Ó arte, tu que és tão forte, que incomodas, alivias, alertas... matas? o homem; explica-me de onde vem a perturbação que te acompanha.

Deves incomodar, isto é fato. Mas sempre cri na perturbação vinda dos sentidos pra dentro; no entanto cada vez comprovo que vem, também ou principalmente, de dentro para fora.

Arte, explicai-me, por que seus filhos são inquietos e auto-destrutivos?
Por que seus jovens filhos, aflitos ou não, parecem esquecidos de si e de todo poder social coercitivo, às vezes tendendo mesmo ao clichê _ coisa que me surpreende, considerando tal veia artística? Por que estes mesmos filhos, tão sensíveis, simplesmente parecem incapazes de se preservar e preocupar-se em extaltar-te, ó Arte, de modo menos suicida?

Ou será esta tendência suicida e, talvez, amoral uma exigência aos mais sensíveis e verdadeiros de teus filhos?

Ou talvez eu seja mesmo "'socialmente criada" para ser insensível?

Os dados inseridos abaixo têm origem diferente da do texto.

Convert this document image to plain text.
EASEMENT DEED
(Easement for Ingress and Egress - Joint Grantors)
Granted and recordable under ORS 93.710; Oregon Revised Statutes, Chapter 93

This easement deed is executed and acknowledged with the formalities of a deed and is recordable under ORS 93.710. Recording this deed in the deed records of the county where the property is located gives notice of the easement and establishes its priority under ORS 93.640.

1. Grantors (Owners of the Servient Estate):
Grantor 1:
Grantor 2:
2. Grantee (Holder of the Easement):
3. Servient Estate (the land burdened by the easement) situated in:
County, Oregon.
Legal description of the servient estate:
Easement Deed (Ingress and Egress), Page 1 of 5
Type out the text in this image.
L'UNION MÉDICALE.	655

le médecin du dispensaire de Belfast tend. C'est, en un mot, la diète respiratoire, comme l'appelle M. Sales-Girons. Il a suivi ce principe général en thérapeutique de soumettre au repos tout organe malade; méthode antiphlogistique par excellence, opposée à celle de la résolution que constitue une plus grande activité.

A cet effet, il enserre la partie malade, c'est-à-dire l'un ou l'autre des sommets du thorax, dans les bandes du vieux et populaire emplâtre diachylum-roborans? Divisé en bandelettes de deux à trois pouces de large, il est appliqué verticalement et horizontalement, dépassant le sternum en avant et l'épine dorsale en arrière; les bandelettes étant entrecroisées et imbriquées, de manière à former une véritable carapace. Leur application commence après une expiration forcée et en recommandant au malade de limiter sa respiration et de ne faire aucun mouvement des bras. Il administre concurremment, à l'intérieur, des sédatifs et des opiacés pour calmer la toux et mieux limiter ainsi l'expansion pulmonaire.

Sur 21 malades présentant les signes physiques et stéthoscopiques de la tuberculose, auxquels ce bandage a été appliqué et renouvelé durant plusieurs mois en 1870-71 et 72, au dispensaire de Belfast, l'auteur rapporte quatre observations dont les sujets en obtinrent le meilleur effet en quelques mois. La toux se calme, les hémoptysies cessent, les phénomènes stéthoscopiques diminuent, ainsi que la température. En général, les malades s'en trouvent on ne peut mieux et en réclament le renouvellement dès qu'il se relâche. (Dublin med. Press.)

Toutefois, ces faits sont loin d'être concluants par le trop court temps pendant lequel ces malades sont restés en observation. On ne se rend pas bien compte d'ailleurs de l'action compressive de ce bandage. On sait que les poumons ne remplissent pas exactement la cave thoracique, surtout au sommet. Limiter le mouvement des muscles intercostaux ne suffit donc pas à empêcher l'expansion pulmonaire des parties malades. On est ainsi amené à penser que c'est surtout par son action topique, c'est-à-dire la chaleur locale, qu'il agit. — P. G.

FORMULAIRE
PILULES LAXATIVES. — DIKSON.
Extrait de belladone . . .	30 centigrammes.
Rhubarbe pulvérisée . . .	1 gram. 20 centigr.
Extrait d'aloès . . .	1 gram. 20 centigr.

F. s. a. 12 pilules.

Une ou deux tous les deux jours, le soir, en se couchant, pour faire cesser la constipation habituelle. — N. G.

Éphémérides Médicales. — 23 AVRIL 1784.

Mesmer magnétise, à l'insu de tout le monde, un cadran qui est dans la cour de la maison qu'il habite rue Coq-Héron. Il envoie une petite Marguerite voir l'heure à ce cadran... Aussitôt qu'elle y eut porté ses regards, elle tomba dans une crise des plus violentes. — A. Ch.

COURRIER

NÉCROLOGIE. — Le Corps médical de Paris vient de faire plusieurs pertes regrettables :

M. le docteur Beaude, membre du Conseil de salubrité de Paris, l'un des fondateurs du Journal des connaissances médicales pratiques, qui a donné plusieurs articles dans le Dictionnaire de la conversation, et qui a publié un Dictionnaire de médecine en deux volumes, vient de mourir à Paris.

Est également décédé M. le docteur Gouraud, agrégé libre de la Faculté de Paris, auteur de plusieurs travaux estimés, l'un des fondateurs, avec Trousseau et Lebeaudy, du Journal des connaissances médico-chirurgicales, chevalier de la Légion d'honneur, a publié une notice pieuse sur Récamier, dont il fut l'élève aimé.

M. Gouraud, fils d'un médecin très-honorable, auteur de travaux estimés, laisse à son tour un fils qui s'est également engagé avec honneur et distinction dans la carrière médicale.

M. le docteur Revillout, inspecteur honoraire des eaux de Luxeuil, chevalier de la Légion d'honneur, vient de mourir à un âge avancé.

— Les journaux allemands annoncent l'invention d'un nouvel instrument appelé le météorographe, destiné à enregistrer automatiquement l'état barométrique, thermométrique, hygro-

Ai de mim, que não posso ser completa...

Novíssima Pasárgada.

Pessoas inseguras têm necessidade de justificar seus atos (penso que esta frase não é minha, mas de alguém do qual não me recordo, sendo assim ousei pensar que tenho o direito de abolir as aspas) e eu, insegura como sou, faço minha primeira postagem justificando o nome do blog. Nada mais justo que começar tal explicação com a origem de uma das palavras que compõem o título:

Vou-me embora pra Pasárgada

Manuel Bandeira


Vou-me embora pra Pasárgada
Lá sou amigo do rei
Lá tenho a mulher que quero
Na cama que escolherei
Vou-me embora pra Pasárgada.


Vou-me embora pra Pasárgada
Aqui eu não sou feliz
Lá a existência é uma aventura
De tal modo inconsequente
Que Joana a Louca de Espanha
Rainha falsa e demente
Vem a ser contraparente
Da nora que nunca tive

E como farei ginástica
Andarei de bicicleta
Montarei um burro brabo
Subirei no pau-de-sebo
Tomarei banhos de mar!
E quando estiver cansado
Deito na beira do rio

Mando chamar a mãe d'água
Pra me contar histórias
Que no tempo de eu menino
Rosa vinha me contar
Vou-me embora pra Pasárgada.


Em Pasárgada tem tudo
É outra civilização
Tem um processo seguro
De impedir concepção
Tem telefone automático
Tem alcalóide a vontade
Tem prostitutas bonitas
Para gente namorar


E quando eu estiver triste
Mas triste de não ter jeito
Quando de noite me der
Vontade de me matar
_ Lá sou amigo do rei _
Terei a mulher que quero
Na cama que escolherei
Vou-me embora pra Pasárgada.


[http://www.releituras.com/mbandeira_pasargada.asp]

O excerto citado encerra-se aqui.